Consider this dataset:
LEVEL, TIME
3, 0000
2, 0010
2, 0020
1, 0030
2, 0040
3, 0050
I want to add a new column, DELTA, containing the difference between the TIME value compared with the previous TIME value for a row with the same LEVEL or greater. That is, instead of comparing with the immediately preceeding row, I would like to search backwards and skip over any rows with a lower LEVEL.
For this example the expected output would be:
LEVEL, TIME, DELTA
3, 0000, NA
2, 0010, 10
2, 0020, 10
1, 0030, 10
2, 0040, 20
3, 0050, 50
Can this be done straightforwardly with dplyr? (Or otherwise?)

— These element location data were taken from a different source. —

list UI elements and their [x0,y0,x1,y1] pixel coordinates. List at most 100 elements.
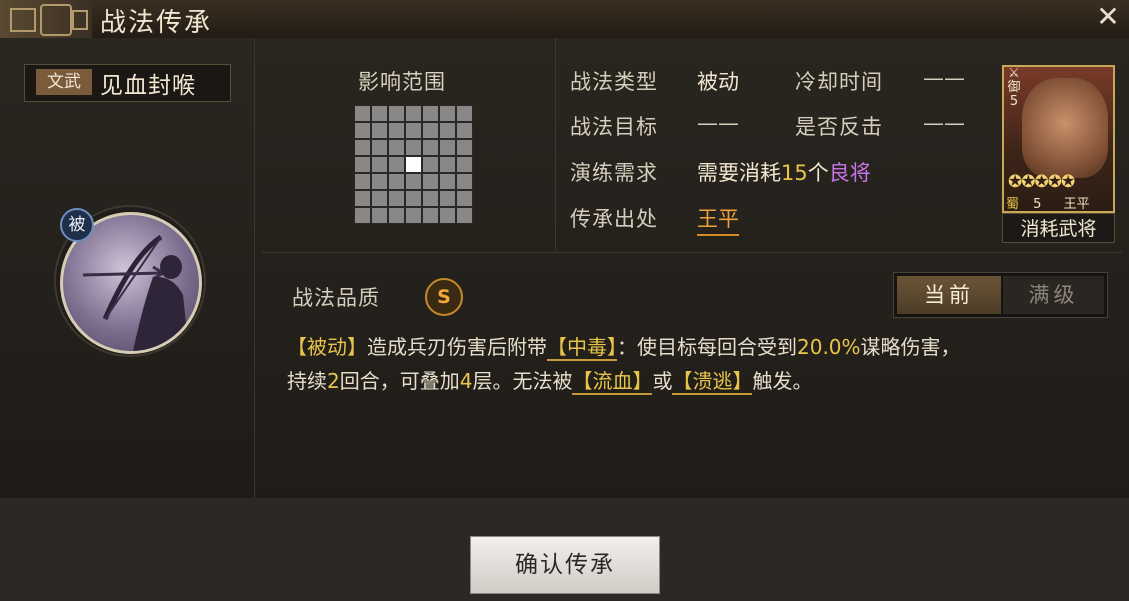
title-ornament [0,0,92,38]
tab-current[interactable]: 当前 [897,276,1001,314]
divider-vertical [555,38,556,251]
hero-level: 5 [1033,197,1042,212]
range-grid [354,105,473,224]
range-cell [389,106,404,121]
range-cell [355,123,370,138]
desc-text: 或 [652,369,673,393]
range-cell [406,191,421,206]
range-cell [406,123,421,138]
quality-badge: S [425,278,463,316]
range-cell [457,208,472,223]
range-cell [457,106,472,121]
desc-text: 造成兵刃伤害后附带 [367,335,547,359]
range-cell [372,140,387,155]
divider-horizontal [262,252,1122,253]
range-cell [423,157,438,172]
range-cell [372,208,387,223]
skill-type-value: 被动 [697,70,739,94]
passive-badge: 被 [60,208,94,242]
range-cell [406,208,421,223]
window-title: 战法传承 [100,8,213,38]
range-cell [372,191,387,206]
desc-number: 2 [327,369,340,393]
range-cell [457,174,472,189]
train-requirement-value: 需要消耗15个良将 [697,157,871,187]
range-cell [423,174,438,189]
range-cell [389,123,404,138]
skill-category-tag: 文武 [36,69,92,95]
desc-keyword-passive: 【被动】 [287,335,367,359]
range-cell [389,208,404,223]
hero-stars: ✪✪✪✪✪ [1008,172,1075,192]
range-cell-center [406,157,421,172]
range-cell [389,140,404,155]
range-cell [423,106,438,121]
range-cell [389,174,404,189]
range-cell [440,208,455,223]
desc-keyword-bleed[interactable]: 【流血】 [572,369,653,395]
range-cell [355,106,370,121]
counter-label: 是否反击 [795,115,883,139]
hero-cost: ⚔ 御 5 [1004,67,1024,109]
desc-text: ：使目标每回合受到 [617,335,797,359]
range-cell [440,174,455,189]
counter-value: —— [923,111,965,135]
range-cell [423,140,438,155]
desc-number: 4 [459,369,473,393]
confirm-inherit-button[interactable]: 确认传承 [470,536,660,594]
range-cell [355,174,370,189]
range-cell [440,140,455,155]
hero-cost-value: 5 [1009,94,1019,109]
range-cell [440,106,455,121]
hero-cost-icon: ⚔ [1008,66,1020,81]
cooldown-value: —— [923,66,965,90]
range-cell [372,123,387,138]
hero-caption: 消耗武将 [1002,213,1115,243]
hero-info-row: 蜀 5 王平 [1004,193,1113,212]
hero-cost-label: 御 [1007,80,1021,95]
cooldown-label: 冷却时间 [795,70,883,94]
desc-keyword-poison[interactable]: 【中毒】 [547,335,617,361]
skill-target-value: —— [697,111,739,135]
skill-name: 见血封喉 [100,73,196,99]
quality-label: 战法品质 [292,286,380,310]
range-cell [355,140,370,155]
train-prefix: 需要消耗 [697,161,781,185]
desc-text: 回合，可叠加 [339,369,460,393]
train-requirement-label: 演练需求 [570,161,658,185]
range-cell [372,157,387,172]
range-cell [440,123,455,138]
train-count: 15 [781,161,808,185]
desc-keyword-rout[interactable]: 【溃逃】 [672,369,753,395]
hero-faction: 蜀 [1006,197,1020,212]
range-cell [457,191,472,206]
desc-text: 谋略伤害， [860,335,961,359]
range-cell [389,191,404,206]
source-hero-link[interactable]: 王平 [697,203,739,236]
skill-target-label: 战法目标 [570,115,658,139]
range-label: 影响范围 [358,70,446,94]
source-label: 传承出处 [570,207,658,231]
range-cell [457,123,472,138]
range-cell [406,106,421,121]
range-cell [457,157,472,172]
close-icon[interactable]: ✕ [1093,2,1123,32]
range-cell [372,174,387,189]
range-cell [423,208,438,223]
range-cell [406,174,421,189]
hero-portrait [1022,78,1108,178]
range-cell [355,191,370,206]
range-cell [457,140,472,155]
skill-type-label: 战法类型 [570,70,658,94]
range-cell [423,123,438,138]
train-item: 良将 [828,161,871,185]
range-cell [355,157,370,172]
train-unit: 个 [807,161,829,185]
range-cell [372,106,387,121]
skill-description: 【被动】造成兵刃伤害后附带【中毒】：使目标每回合受到20.0%谋略伤害， 持续2… [287,330,1117,398]
hero-name: 王平 [1063,197,1090,212]
range-cell [440,157,455,172]
range-cell [423,191,438,206]
range-cell [440,191,455,206]
tab-max-level[interactable]: 满级 [1003,276,1104,314]
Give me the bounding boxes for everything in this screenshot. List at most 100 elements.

I would like an efficient solution because my real dataset is approximately one billion rows and has seven timestamp columns (but only one level.)
(Background: The data is from a software application log file using many time sources available from the CPU e.g. cycles, instructions, and L1/L2/L3/DRAM access counters. I want to measure the elapsed time between events. The messages with lower levels are not separate preceeding events but rather finer-grained details.)
EDIT WITH NEW INFORMATION:
None of the solutions I have tried with dplyr actually work with my million-element data set. They seem to be slow and to blow up the R process.
I have fallen back to learning some base R and writing a reasonably practical (~2 seconds for 1M row data frame) implementation like this:
level <- c(3,2,2,1,2,3,6,4,7,8,2) # recycled to 1M elements, below
time <- seq(0, 10000000, 10)
# reference timestamp accumulator for update inside closure.
# index is log level and value is reference timestamp for delta.
ref <- numeric(9)
f <- function(level, time) {
delta <- time - ref[level]
ref[1:level] <<- time
delta
}
delta <- mapply(f, level, time)
Is this reasonable? is there a comparable dplyr solution?
I am basically satisfied. I do feel like this should be ~10x faster, ~5000 CPU cycles per vector element seems a bit insane, but it works for me and is perhaps reasonable in the context of an interpreter that is copying the ref
accumulator on each step.
EDIT2: On reflection the performance of this formulation is a bit of a drag. I would like a 10x speedup if possible!